2015年8月22日土曜日

sacrifice

-- Sacrifice is the spirit of love

Summer vacation has almost come to an end, and as I traveled back, I finished reading 犠牲(sacrifice) written by Kunio Yanagida (published the same year Into the Wild was).  It's an essay about his son, Yojiro, who committed suicide at the age of 25 after suffering metal illness for more than a decade.  One of his problems being anthropophobia, it was difficult for him to get a job, and thus he despaired that he had nothing he could give to society.

At the same time, he was deeply moved by one of Tarkovsky's films, Sacrifice, which expresses the belief that the reason we can live today in peace is due to "the sacrifice of a nameless person who lives somewhere under the broad blue sky".  When Yanagida finds his son brain dead, he agrees to donate his kidneys as a token of Yojiro's existence, thinking that this kind of 'sacrifice' was what he had always wanted.

One of the things Yojiro feared most was oblivion -- the fact that when one dies, even the fact that he lived and suffered will be forgotten and deleted from history.  A character from a book I read last summer states the exact same thing, to which the protagonist retorts that he should get over the fear, because "there was a time before organisms experienced consciousness, and there will be time after".  Her point is that even if some people remember you after your death, they too are going to die, and in the end, there will be no one remaining to remember you anyway.  This logic applies even to the world's most famous person, because at some point, the human species will extinct, and the planet will collapse.

I guess it's a decent argument, but obviously, the truth that everyone dies doesn't really liberate you from the fear of death.  Logically, I understand that everything is going to disappear one day, that it's nonsense to dwell on whether or not you will survive death for what amounts to less than a fraction of a second in geological time.  But emotionally, I still fear the possibility of dying leaving nothing behind.  I want to give my life some kind of meaning, and I think a lot of people do, including my mother.

To tell the truth, I'm a terrible daughter -- deep down in my heart, I have not always respected her.  I've told her more than once that I will never live a life like hers, and that I was 'different'.  Apart from the years she spent working as a language teacher, she has worked as a full time housewife, and since she started seeing her 60th birthday coming around the corner, she started asking herself (and her family) the meaning of her own life.  She suddenly realized she had no personal accomplishments, and began questioning the value and meaning of her 'self-sacrifice'.

Now I realize that the real reason I sometimes have a hard time respecting my mother is only because she is too busy imagining what she could've become and regretting what she could've done that she sadly fails to see the meaning of the life she has actually lived -- the whole process she calls self-sacrifice.

After reading Sacrifice (and all the other books I've read), and living my life for more than 1/4 of a century, I have come to the conclusion that the meaning of life comes from 'giving' which often requires sacrifice.  When I give, the receiving person will also give to another person, and that person will do the same and pay it forward.  We will all die, but we will all live on as a participant of a 'giving relay' as long as it goes on.
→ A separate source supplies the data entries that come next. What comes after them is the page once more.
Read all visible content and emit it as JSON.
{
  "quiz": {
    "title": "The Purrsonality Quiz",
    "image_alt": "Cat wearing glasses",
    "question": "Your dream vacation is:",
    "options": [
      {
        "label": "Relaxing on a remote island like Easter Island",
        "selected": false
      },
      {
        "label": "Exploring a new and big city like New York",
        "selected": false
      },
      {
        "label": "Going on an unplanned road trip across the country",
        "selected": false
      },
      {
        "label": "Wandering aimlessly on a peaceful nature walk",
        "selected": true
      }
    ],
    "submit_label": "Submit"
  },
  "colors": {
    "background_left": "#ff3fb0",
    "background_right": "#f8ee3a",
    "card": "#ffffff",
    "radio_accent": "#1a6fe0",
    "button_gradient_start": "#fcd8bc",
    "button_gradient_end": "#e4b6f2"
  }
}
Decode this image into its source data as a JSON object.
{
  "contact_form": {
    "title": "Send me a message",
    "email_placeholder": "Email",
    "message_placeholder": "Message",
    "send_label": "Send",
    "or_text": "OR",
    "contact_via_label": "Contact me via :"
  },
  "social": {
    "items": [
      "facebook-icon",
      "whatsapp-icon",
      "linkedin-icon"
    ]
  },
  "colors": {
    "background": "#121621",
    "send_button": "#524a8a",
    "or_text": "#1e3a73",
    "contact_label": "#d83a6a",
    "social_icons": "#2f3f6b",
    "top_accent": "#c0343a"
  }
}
I don't know how much I will be able to give in my lifetime, how many people I will be able to help when I become a doctor, but every patient I help would not have been saved without my mother's 'sacrifice'.  Will my patients think of my mother's existence?  Most likely not; they wouldn't even remember the doctor after a while.  And does that make my mother's life meaningless?  Is she eventually going to disappear forever in cold oblivion?  I'd say yes to the latter.  But does that matter so much when the unmovable truth is that my mother's sacrifice has helped me help the patient (in some way) to live his life and pay it forward (to someone who hopefully will pay it forward)?

Yojiro, at some point, encounters the concept of "indestructibility of human existence" which appears in a passage written by Mircea Eliade, and states as follows:  Every death has contributed to the continuity of life, and my own current life is standing upon the sacrifice of numerous nameless soldiers.

We all fear oblivion because that is our final death.  It's scary to think that the evidence that we ever existed is as fragile as a drawing on sand.  But even if it is a picture on sand, there are new pictures that will not exist without it.  Our life, our sacrifice and love will always be of someone's support, and it's encouraging to think that just because we will never escape oblivion will never change that fact -- something we might call the meaning of life.

I should now call my mom and tell her how much I've appreciated her 'sacrifice'.  Because that is why I also want to live to love and give.